如果按GRP_SEQ分组,则为第1组的NR_ITEMS将是

2 + 2 + 2 + 3 + 3 = 12.我要找的结果是2 + 3 = 3.


售出第1组的两件物品(A和B)。第一项(A)是与三个人(aa,bb和cc)相关的
。第二项(B)是与两个人(dd和ee)相关的



>


为什么5为和1。在第二栏?



也许将NR_ITEMS和PERSONS列加到同一个数字的
有点愚蠢。一个更好的例子是


GRP_SEQ ITEM_SEQ NR_ITEMS PERSONS_SEQ

1 A 2 aa

1 A 2 bb

1 A 2 cc

1 B 1 dd

1 B 1 ee

2 C 1 ff

2 C 1 gg

GROUP 1销售的商品数量为2 + 1 = 3

使用GROUP 1旅行的人数是5

GROUP 2售出的商品数量为1

使用GROUP 1旅行的人数为2


这是否更有意义?


问候


Rudolf Bargholz


嗨Knut,


>选择
GRP_SEQ
,(从ITEM中选择总和(i2.ITEM_NR) i2,其中i2.ITEM_GRPSEQ = GRP_SEQ)
,计数(PERSONS_SEQ)
来自
GRP
内部联接ITEM i1 on i1.ITEM_GRPSEQ = GRP_SEQ
left outer jo在PERSONS上的PERSONS_ITEMSEQ = i1.ITEM_SEQ
其中
i1.ITEM_GRPSEQ = GRP_SEQ
按GRP_SEQ分组
按顺序排列

但必须有一些方法在不使用昂贵的子选择的情况下实现结果。



为什么你认为子选择是昂贵的? SQL的想法是告诉数据库管理系统什么是什么?你想要的,DBMS找出如何的最佳方式到达
到达那里。因此,首先看看

优化计划并在进行一些性能测量之前做一些好的想法,然后才能说明价格昂贵与否。

无论如何,我遇到的最大问题是你的查询的语义



根本不清楚......



性能问题只是对我的猜测。在使用列中的子选择时,我总是处于

印象中,数据库处理集和集合分组优于

。对我来说只是经验问题

无论我在哪里使用,在SQL的列中选择性能下降,并且当我依赖set函数时,
加速SQL 。


我的例子非常清楚,我一整天都试图找到解决这个问题的方法。对于其他人,我现在看到它没有多大意义。

也许以下内容会有所帮助:


创建表DB2ADMIN.GRP



GRP_SEQ INTEGER not null,

GRP_NAME VARCHAR(20)not null

);

insert into DB2ADMIN.GRP(GRP_SEQ,GRP_NAME)值(1,''酒店

Adlon''),(2,''Marriot'');;


创建表DB2ADMIN.ITEM



ITEM_SEQ INTEGER不为空,

ITEM_GRPSEQ INTEGER不为空,

ITEM_NAME VARCHAR(20)not null,

ITEM_NR INTEGER

);

插入DB2ADMIN.ITEM(ITEM_SEQ,ITEM_GRPSEQ,ITEM_NAME,ITEM_NR)

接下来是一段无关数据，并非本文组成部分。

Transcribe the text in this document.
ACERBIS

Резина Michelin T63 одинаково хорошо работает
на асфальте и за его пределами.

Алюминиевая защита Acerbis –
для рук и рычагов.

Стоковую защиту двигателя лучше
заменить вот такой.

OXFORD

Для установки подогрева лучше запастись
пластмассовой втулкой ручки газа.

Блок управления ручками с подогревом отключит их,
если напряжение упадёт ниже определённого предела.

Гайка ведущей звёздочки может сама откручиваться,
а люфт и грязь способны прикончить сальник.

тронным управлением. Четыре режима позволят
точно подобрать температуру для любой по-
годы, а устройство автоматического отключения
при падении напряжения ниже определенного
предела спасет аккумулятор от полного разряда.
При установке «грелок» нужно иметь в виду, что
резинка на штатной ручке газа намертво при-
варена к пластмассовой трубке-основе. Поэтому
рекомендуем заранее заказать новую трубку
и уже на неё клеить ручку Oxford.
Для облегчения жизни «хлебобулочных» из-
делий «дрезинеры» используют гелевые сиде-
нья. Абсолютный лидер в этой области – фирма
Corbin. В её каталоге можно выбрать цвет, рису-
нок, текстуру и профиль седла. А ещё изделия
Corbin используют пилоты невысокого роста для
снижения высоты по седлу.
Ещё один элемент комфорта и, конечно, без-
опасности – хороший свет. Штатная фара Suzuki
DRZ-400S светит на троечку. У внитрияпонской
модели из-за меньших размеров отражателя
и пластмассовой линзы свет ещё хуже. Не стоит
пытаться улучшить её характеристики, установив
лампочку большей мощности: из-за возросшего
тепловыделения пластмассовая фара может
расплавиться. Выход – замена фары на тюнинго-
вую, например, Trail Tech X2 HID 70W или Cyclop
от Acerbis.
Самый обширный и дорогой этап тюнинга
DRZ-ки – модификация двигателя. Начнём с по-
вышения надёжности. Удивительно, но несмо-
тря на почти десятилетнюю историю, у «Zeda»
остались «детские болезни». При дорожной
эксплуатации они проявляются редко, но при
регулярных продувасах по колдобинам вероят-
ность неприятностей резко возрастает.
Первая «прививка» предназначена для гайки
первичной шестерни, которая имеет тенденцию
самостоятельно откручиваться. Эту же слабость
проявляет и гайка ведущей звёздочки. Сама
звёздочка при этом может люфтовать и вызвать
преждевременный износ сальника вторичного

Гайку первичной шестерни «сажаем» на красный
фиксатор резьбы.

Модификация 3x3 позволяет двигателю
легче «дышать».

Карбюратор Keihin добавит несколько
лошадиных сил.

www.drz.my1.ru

值(1,1,''Triple'',2),(2,1,''Double'',1),(3,2,''Single'',1);


创建表DB2ADMIN.PERSON



PERSON_SEQ INTEGER不为空,

PERSON_ITEMSEQ INTEGER不为空,

PERSON_NAME VARCHAR(20)not null

);

insert进入DB2ADMIN.PERSON(PERSON_SEQ,PERSON_ITEMSEQ,PERSON_NAME)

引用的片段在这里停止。